Economie

Blanchiment d’argent et importations de produits turques, quel rapport ?

Partager

L’Observatoire tunisien de l’économie (OTE) a publié, fin 2019, une note qui a mis en relief l’importance de la lutte contre les flux financiers illicites (FFI) relatives au commerce extérieur, puisque la Tunisie a été classé premier au monde arabe et en position avancée en Afrique, en matière de fausse facturation, à ce titre.

Sous ce même angle, la Commission économique et sociale des Nations unies pour l’Asie occidentale (CESAO ou ESCWA en anglais), a publié en mai 2018 une étude sur les FFI dans le monde arabe où apparait le mauvais classement de la Tunisie.

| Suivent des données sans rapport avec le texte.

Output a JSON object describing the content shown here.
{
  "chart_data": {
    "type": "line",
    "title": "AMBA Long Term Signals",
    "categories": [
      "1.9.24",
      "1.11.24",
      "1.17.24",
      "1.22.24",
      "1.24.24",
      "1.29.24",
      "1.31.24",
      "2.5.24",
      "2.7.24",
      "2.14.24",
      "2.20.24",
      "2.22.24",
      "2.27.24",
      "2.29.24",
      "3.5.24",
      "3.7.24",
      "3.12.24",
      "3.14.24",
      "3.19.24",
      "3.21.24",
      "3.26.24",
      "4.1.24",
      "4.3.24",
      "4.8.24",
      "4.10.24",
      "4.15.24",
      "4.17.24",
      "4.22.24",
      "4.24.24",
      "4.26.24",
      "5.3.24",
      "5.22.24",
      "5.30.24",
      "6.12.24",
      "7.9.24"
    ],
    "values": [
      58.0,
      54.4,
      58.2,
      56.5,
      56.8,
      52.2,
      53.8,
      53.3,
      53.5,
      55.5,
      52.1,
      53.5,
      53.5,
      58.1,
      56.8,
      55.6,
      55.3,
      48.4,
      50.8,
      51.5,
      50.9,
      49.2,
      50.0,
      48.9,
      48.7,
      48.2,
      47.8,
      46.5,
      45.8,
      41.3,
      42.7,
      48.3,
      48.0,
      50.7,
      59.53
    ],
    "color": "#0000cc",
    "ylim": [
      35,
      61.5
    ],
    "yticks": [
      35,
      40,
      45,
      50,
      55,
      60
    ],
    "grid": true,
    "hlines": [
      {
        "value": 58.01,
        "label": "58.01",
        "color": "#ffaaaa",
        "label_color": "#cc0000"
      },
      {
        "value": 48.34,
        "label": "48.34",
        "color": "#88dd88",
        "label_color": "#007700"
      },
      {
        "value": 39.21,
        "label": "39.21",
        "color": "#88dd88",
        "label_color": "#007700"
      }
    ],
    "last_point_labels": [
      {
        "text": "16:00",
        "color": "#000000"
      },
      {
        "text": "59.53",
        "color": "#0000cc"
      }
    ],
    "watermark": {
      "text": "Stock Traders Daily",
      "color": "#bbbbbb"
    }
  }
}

Sur le plan international, le phénomène des FFI demeure l’un des défis majeurs du développement puisqu’il représente l’une des formes les plus répandues du blanchiment d’argent. Dans ce contexte, la « Conférence sur les flux financiers illicites et la fausse facturation » organisée par l’Organisation mondiale des douanes (OMD), s’est intéressée à la façon de mieux cerner les mécanismes et autres supports servant au transfert illégal d’argent passant par les transactions commerciales.

Les conclusions de la conférence confirment que, « les principales formes de fausse facturation, qui permettent de faire circuler des flux financiers illicites liés étroitement au blanchiment d’argent, sont la surfacturation des importations en vue de maquiller une fuite de capitaux, la sous-facturation des exportations en vue de dissimuler un profit commercial à l’étranger (dans un pays tiers, par exemple un paradis fiscal) et la surfacturation des exportations en vue de faire entrer des recettes illicites (cachées) dans le système financier national légal ».

Il est clair qu’il s’agit de pratiques internationales qui rendent difficile la mission des organismes de lutte contre de tels phénomènes, par la complexité de leurs ramifications.

Néanmoins, la note de l’OTE indique que d’après l’ESCWA, la Tunisie arrive de loin en tête des pays arabes en termes de flux financiers illicites qui représentent 16,2 % de son commerce extérieur hors produits pétroliers en cumulé.

Rappelons dans ce cadre, que le phénomène de dumping des produits turcs du marché tunisien pourrait dans une large mesure occulter des réseaux mafieux opérant dans les crimes de blanchiment d’argent en se basant sur le jeu de transfert des FFI.

Au fait et en 2020, les importations de produits turcs, selon l’Institut National de la Statistique (INS), sont estimées en valeur à 2588,2 millions de dinars (MD) et sont évaluées en volume 861,8 mille tonnes. Ainsi, chaque kilogramme importé de Turquie coûte 0.33 dinars. En se basant sur ce rapport, les importations turques doivent, dans l’ordre normal des choses, se composer de matières premières, de produits semi-finis pour l’industrie et des biens d’équipement lourds ce qui n’est pas le cas.

Au fait, les produis turcs se composent essentiellement d’habillement, d’articles consommables en plastiques léger, et de certains produits d’usage courant englobant même du papier hygiénique et de l’eau aromatisé. Ces importations révèlent des manœuvres de surfacturation claires et nettes et de fuite de capitaux à très grande échelle. Tout ceci est sans considérer les importations turques qui ne sont pas comptabilisés et qui sont issues de la contrebande organisée.

La lutte contre les flux financiers illicites et le blanchiment d’argent, particulièrement la fausse facturation au niveau du commerce extérieur, permettrait à la Tunisie, selon l’OTE, de réduire sa dépendance aux prêts extérieurs et leurs conditionnalités. Le classement de la Tunisie en tête des pays arabes en termes de flux financiers illicites devrait porter la lutte contre ce fléau en priorité absolue.